Screening Test Performance

The positive predictive value (PPV) of a test is the probability that a person actually has the disease if their test result is positive. It is calculated by dividing the number of lesions detected (advanced adenomas or cancers) by the number of people who tested positive and underwent a colonoscopy.

The PPV of the screening test for advanced adenomas is 28.4% and 6.6% for cancers. These PPVs are higher in men than in women (32.9% and 22.8% for advanced adenomas, and 7.1% and 6.0% for cancers, respectively) and higher for initial screenings than for subsequent screenings (31.3% and 27.3% for advanced adenomas, and 8.2% and 6.0% for cancers, respectively).

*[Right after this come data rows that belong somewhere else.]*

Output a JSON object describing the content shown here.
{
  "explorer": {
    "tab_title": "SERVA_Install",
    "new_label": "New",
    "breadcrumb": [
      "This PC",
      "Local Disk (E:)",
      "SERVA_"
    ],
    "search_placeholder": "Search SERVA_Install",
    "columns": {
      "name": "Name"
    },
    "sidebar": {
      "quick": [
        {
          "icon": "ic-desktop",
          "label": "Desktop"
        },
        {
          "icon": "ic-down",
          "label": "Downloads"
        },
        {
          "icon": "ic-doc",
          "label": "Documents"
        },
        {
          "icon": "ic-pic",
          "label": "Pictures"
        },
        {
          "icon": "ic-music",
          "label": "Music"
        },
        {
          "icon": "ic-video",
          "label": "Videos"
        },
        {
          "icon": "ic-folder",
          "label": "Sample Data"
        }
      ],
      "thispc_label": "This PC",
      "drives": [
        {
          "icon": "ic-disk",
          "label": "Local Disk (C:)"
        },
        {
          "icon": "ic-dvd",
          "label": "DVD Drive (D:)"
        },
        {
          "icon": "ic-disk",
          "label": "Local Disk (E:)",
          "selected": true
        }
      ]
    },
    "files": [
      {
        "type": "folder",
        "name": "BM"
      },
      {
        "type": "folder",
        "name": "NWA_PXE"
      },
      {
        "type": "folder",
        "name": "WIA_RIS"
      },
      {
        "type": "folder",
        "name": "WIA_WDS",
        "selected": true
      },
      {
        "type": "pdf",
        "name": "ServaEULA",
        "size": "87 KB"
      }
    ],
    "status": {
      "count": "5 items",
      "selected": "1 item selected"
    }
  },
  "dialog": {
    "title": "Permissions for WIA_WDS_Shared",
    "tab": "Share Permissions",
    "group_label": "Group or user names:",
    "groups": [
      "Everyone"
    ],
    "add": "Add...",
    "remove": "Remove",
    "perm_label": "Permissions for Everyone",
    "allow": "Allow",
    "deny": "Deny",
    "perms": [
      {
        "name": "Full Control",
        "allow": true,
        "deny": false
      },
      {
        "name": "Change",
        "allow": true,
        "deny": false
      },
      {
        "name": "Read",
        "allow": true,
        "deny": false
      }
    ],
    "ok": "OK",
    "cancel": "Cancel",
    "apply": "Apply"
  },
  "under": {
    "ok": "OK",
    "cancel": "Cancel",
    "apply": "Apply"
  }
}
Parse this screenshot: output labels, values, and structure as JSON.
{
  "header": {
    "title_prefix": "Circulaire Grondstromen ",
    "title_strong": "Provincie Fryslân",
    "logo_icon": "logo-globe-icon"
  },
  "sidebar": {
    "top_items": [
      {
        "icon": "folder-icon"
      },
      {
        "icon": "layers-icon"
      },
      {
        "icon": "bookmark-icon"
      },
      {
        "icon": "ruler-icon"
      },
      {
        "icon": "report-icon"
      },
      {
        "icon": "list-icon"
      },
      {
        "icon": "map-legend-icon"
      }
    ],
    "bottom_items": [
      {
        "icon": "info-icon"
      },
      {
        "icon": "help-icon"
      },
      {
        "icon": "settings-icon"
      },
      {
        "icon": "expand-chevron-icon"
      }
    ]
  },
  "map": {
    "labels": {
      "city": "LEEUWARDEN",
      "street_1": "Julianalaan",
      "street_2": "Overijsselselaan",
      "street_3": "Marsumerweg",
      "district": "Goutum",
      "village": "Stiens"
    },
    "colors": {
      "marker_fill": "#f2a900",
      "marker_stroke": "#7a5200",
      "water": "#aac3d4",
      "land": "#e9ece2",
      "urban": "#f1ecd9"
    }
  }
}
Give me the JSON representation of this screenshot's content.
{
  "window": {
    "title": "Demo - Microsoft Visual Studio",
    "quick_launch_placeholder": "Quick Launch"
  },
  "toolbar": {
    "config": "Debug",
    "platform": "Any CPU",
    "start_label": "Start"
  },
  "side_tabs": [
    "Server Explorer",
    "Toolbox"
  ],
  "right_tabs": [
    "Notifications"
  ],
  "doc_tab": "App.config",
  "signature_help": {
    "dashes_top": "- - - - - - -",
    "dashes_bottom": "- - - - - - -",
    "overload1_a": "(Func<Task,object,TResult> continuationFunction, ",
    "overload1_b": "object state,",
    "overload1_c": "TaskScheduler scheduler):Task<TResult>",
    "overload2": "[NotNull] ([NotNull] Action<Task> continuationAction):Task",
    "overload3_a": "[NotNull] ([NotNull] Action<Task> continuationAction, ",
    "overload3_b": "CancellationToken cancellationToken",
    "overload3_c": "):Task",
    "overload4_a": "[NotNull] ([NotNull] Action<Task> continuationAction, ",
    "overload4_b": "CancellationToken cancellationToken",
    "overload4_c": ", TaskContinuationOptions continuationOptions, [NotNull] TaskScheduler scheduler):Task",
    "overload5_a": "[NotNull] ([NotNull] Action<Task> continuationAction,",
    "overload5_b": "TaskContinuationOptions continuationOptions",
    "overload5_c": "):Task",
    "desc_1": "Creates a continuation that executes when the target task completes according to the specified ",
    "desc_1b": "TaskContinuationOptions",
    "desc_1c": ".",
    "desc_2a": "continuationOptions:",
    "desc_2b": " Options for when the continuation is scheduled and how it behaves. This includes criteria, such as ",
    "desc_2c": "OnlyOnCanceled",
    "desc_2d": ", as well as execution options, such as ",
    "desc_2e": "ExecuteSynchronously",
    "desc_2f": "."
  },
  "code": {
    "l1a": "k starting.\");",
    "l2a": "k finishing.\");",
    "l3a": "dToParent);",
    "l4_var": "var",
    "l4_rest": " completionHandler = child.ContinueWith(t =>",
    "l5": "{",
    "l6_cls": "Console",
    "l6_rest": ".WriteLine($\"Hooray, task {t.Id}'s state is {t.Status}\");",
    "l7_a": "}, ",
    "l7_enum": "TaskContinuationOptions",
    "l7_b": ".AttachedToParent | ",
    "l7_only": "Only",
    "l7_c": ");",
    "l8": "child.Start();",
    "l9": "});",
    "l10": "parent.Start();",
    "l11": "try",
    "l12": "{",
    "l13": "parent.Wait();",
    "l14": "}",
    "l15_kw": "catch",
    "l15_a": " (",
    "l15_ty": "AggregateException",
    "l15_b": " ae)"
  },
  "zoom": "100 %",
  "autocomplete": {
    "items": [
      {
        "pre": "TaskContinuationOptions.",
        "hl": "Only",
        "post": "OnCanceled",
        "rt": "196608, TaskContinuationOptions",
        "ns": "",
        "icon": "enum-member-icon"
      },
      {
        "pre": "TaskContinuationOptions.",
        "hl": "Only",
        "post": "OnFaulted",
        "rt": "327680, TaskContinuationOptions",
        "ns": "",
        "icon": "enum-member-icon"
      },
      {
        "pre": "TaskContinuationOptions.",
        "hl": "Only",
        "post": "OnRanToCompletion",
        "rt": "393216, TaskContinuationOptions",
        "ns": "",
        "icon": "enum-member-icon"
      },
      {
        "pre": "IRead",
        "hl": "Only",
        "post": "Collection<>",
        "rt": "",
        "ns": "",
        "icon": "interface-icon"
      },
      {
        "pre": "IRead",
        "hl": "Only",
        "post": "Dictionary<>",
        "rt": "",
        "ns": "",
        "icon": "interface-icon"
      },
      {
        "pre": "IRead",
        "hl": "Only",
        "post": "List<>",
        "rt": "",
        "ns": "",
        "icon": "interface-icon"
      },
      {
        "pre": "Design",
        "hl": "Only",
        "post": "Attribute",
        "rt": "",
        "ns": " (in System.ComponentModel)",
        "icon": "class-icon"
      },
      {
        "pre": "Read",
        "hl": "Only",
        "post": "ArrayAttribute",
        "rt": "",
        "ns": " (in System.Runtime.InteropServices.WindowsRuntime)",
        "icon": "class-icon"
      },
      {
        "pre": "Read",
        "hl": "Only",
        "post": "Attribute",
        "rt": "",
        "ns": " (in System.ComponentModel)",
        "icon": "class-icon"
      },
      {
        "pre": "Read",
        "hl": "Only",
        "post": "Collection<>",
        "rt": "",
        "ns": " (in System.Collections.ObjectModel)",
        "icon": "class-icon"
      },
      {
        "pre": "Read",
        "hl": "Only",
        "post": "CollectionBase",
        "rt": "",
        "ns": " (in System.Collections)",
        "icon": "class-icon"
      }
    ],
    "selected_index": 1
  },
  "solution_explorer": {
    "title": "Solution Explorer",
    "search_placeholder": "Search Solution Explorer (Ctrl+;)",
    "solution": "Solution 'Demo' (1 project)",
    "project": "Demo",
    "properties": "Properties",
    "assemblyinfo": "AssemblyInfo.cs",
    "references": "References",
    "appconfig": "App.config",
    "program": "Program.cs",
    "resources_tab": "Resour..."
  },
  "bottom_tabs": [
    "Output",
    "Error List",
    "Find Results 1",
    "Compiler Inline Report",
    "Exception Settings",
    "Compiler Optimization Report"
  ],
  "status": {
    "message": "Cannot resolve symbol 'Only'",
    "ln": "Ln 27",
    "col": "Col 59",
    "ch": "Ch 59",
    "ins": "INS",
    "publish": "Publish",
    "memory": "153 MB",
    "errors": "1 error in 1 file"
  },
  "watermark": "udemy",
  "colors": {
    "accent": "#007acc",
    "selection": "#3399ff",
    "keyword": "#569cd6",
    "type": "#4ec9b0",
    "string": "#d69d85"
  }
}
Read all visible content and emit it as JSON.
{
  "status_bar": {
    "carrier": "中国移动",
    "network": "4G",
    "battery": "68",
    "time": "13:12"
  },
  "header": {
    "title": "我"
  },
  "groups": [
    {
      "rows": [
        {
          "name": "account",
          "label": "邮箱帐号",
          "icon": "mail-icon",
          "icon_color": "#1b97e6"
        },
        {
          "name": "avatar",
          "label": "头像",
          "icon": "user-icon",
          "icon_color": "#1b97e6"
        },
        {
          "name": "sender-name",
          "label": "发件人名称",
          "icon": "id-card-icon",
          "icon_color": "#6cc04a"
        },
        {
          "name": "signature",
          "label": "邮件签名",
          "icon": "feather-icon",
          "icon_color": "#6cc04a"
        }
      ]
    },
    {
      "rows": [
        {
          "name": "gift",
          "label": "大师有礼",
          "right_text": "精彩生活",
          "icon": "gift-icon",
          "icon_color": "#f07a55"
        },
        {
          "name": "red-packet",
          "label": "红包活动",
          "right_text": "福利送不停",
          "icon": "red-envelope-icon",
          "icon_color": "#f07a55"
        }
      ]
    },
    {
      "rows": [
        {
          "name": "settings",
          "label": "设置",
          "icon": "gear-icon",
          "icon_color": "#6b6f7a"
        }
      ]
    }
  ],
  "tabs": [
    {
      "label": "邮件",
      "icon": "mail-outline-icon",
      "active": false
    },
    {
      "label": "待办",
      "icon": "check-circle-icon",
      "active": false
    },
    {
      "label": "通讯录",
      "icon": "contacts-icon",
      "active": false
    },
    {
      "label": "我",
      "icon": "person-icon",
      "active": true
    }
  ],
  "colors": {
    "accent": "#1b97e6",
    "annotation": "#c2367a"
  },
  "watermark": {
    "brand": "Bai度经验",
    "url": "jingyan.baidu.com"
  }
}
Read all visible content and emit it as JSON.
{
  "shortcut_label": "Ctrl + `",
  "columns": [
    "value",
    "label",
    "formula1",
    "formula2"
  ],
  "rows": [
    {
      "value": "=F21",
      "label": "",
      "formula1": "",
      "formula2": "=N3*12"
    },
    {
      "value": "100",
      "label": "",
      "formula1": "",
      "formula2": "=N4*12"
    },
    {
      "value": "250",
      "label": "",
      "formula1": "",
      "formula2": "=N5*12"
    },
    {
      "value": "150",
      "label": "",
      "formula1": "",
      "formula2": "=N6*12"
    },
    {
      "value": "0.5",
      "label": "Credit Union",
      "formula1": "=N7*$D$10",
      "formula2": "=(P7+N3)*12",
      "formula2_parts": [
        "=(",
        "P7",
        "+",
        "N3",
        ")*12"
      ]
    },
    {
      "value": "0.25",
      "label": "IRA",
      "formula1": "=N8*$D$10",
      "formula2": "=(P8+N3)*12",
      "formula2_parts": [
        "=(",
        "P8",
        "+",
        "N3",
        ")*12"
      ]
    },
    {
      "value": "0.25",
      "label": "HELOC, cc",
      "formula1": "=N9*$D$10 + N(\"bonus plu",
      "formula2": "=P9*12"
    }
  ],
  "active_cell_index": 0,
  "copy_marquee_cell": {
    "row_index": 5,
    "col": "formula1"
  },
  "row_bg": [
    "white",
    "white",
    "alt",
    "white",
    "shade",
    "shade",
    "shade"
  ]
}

Stages of Detected Cancers

The stage of cancers detected by the organized screening program was determined according to the international TNM classification of malignant tumors.³ This classification system allows cancers to be categorized according to their degree of anatomical spread: local (or T), lymph node (or N), and metastatic (or M) involvement. For the colon and rectum, it applies only to adenocarcinomas. For colon cancers, the pTNM histopathological classification was used. For rectal cancers, which may undergo neoadjuvant treatments prior to surgery—resulting in a change in the T, N, or M stage of the detected tumor—the quality of available data and the heterogeneity of methods for documenting staging information do not allow for the determination of the pre-treatment TNM stage. Consequently, only colon cancers (including the rectosigmoid junction) and rectal cancers that did not receive neoadjuvant therapy were included.

The cancer stage is considered unknown when at least one of the T, N, or M data points is unknown (unless pT=Tis, in which case the TNM stage is in situ, or unless M=M1, in which case the TNM stage is IV). Among the detected adenocarcinomas of the rectum (without neoadjuvant treatment) and colon, this information is missing in 36.1% of patients. When the stage cannot be determined, T is missing in 17.2% of cases, N in 20.2% of cases, and M in 34.9% of cases. This percentage of adenocarcinomas with unknown stage reveals significant regional variation, as information on the metastatic status of detected cancers is difficult to access.

The description covers only the 42 departments with less than 30% missing data on cancer stages, corresponding to 5,167 detected colorectal adenocarcinomas (without neoadjuvant therapy). Among these adenocarcinomas, 11.6% are of unknown pTNM stage.

Among adenocarcinomas with a known stage, 29.5% are carcinomas in situ and 70.5% are invasive cancers (stages I to IV), of which 43.9% are stage I, 22.8% are stage II, 23.2% are stage III, and 10.1% are stage IV (see table in xlsx format and pdf format).